Rather than having a points-based system for immigration, take a market approach to immigration by having residency tickets, and have the price be elastic; adjusting to the supply of tickets and the demand for the particular ticket in question.
This would give people migrating to the U.K the ability to freely work and live in the country; thereby freeing up the time of processing, while also having a 5 year probation period where they’re not a full citizen yet, and so cannot run for positions of government. Immigrants with serious criminal backgrounds would be refused entry. However, this would be based in relativity of our own laws; for example if an immigrant from Saudi Arabia wishing to reside in the U.K has a criminal record under his native country’s law for being a homosexual, he would not be denied as we hold no law against it. Once the 5 year period reached its end, the immigrant would be given full citizenship.
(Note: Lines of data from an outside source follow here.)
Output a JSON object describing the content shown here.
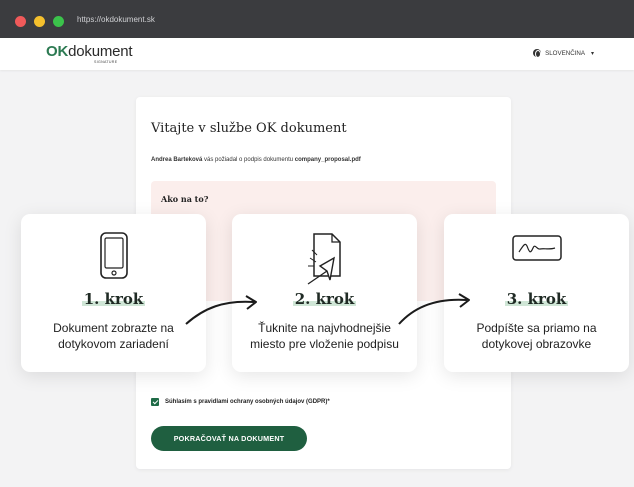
{
  "browser": {
    "url": "https://okdokument.sk"
  },
  "header": {
    "logo_ok": "OK",
    "logo_text": "dokument",
    "logo_sub": "SIGNATURE",
    "language": "SLOVENČINA"
  },
  "main": {
    "title": "Vitajte v službe OK dokument",
    "requester": "Andrea Barteková",
    "request_text": " vás požiadal o podpis dokumentu ",
    "document": "company_proposal.pdf",
    "howto_title": "Ako na to?"
  },
  "steps": [
    {
      "title": "1. krok",
      "description": "Dokument zobrazte na dotykovom zariadení",
      "icon": "phone-icon"
    },
    {
      "title": "2. krok",
      "description": "Ťuknite na najvhodnejšie miesto pre vloženie podpisu",
      "icon": "tap-document-icon"
    },
    {
      "title": "3. krok",
      "description": "Podpíšte sa priamo na dotykovej obrazovke",
      "icon": "signature-screen-icon"
    }
  ],
  "consent": {
    "label": "Súhlasím s pravidlami ochrany osobných údajov (GDPR)*",
    "checked": true
  },
  "cta": {
    "label": "POKRAČOVAŤ NA DOKUMENT"
  },
  "colors": {
    "brand": "#1f5f40",
    "highlight": "#cfe6d6",
    "howto_bg": "#fbeeec"
  }
}
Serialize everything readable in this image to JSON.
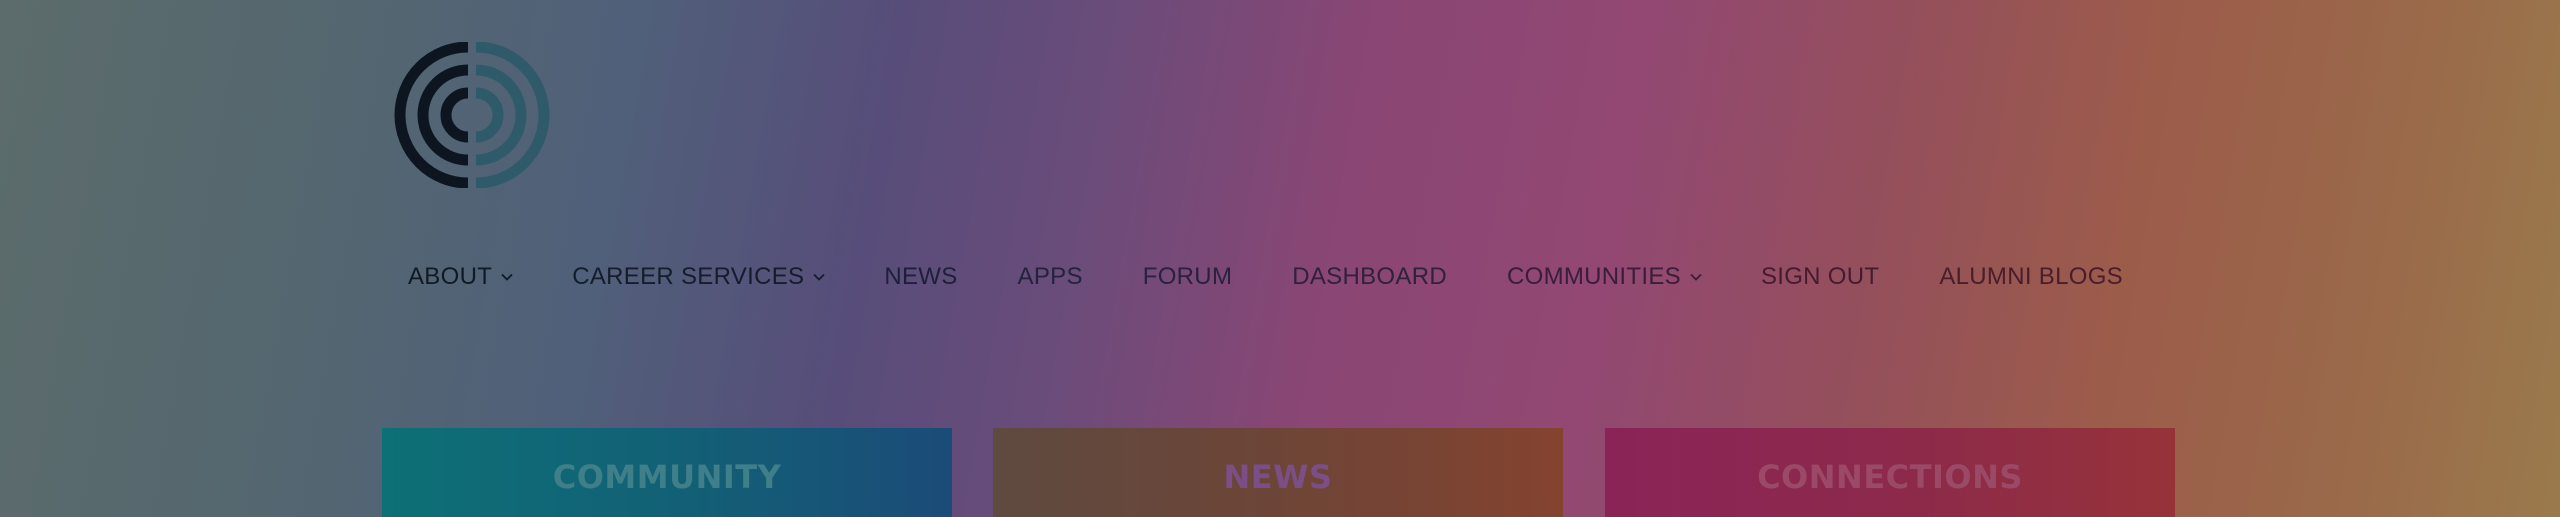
{
  "logo": {
    "icon": "concentric-arcs-logo-icon",
    "colors": {
      "left": "#0d1620",
      "right": "#2f5a6a"
    }
  },
  "nav": {
    "items": [
      {
        "label": "ABOUT",
        "has_dropdown": true,
        "color": "#111a24"
      },
      {
        "label": "CAREER SERVICES",
        "has_dropdown": true,
        "color": "#151d2c"
      },
      {
        "label": "NEWS",
        "has_dropdown": false,
        "color": "#1e1f3a"
      },
      {
        "label": "APPS",
        "has_dropdown": false,
        "color": "#25223e"
      },
      {
        "label": "FORUM",
        "has_dropdown": false,
        "color": "#2a213e"
      },
      {
        "label": "DASHBOARD",
        "has_dropdown": false,
        "color": "#31203e"
      },
      {
        "label": "COMMUNITIES",
        "has_dropdown": true,
        "color": "#3a1c3c"
      },
      {
        "label": "SIGN OUT",
        "has_dropdown": false,
        "color": "#461b30"
      },
      {
        "label": "ALUMNI BLOGS",
        "has_dropdown": false,
        "color": "#4a1d2a"
      }
    ]
  },
  "cards": {
    "community": "COMMUNITY",
    "news": "NEWS",
    "connections": "CONNECTIONS"
  }
}
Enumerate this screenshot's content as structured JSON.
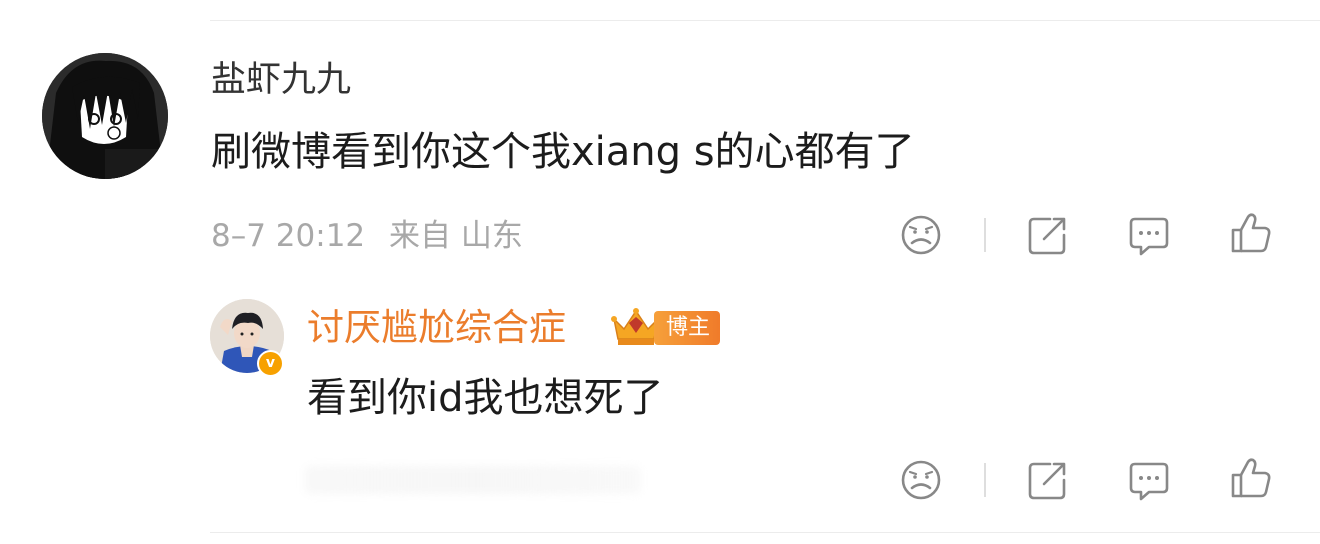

To get into the details, suppose we produced 500,000 residency tickets, each costing £10,000 when, ceteris paribus, supply equally met demand. Assuming there is no larger quantity over 500,000 of immigrants who wish to reside in the U.K, and no less, each year the residency tickets would bring in £5 Billion.
Compared to the size of our economy; being just over £2 Trillion, this may seem like a drop of rainwater into an ocean, but that’s only if we look at things from the perspective of the short term, and also don’t consider where the money would go.
In the long run if the money was put straight into the bank, this would provide the U.K with an additional £5 Billion each year; ceteris paribus, into investments for the expansion of capital goods, loans to new and developing businesses, housing construction and furthering production to provide a larger supply of goods and services to people for future consumption.
Some may say it would be unfair to discriminate by charging immigrants to reside in the U.K, to that I have two answers:
- Being a market approach there would be nothing stopping a charitable citizen for paying the bill for an immigrant voluntarily; or the immigrant’s family from helping with the costs. There also wouldn’t be any law against the immigrant setting up a “Go Fund Me” of sorts, or a private charity or foundation being set up to help cover the costs of the residency ticket. As long as the costs aren’t socialised and forced to be paid by the taxpayer then there really isn’t a problem; voluntary and consensual exchange is the key.
- Discriminating on the basis of who is able/willing to pay for a good or service, is more fair than discriminating on who gets to enter the country based on their nationality, religion, or whether the government has a good relationship with a foreign government.
The additional benefit of a market based immigration system is that it removes the politicisation of immigration by putting it in the hands of the market process, signalled by the pricing mechanism. This will ensure there is a barrier between the movement of the international labour market, and special interest groups who benefit from the government having control over immigration.
“As a free and unfettered commercial intercourse between two countries is advantageous to both, for by the exchange of their commodities the producer and the consumer are both benefited, so also must the unrestricted circulation of the human race be advantageous to all countries concerned…it…must be viewed in the more comprehensive and enlightened scope of the enormous benefits it confers upon the human race at large.” ~ Emile Levasseur, French Classical Liberal.
Man’s mobility; his own untampered travel and the free movement of his goods and services, is the road to peace, wealth, and human evolution.
Let us uphold, not tear down, man’s mobility.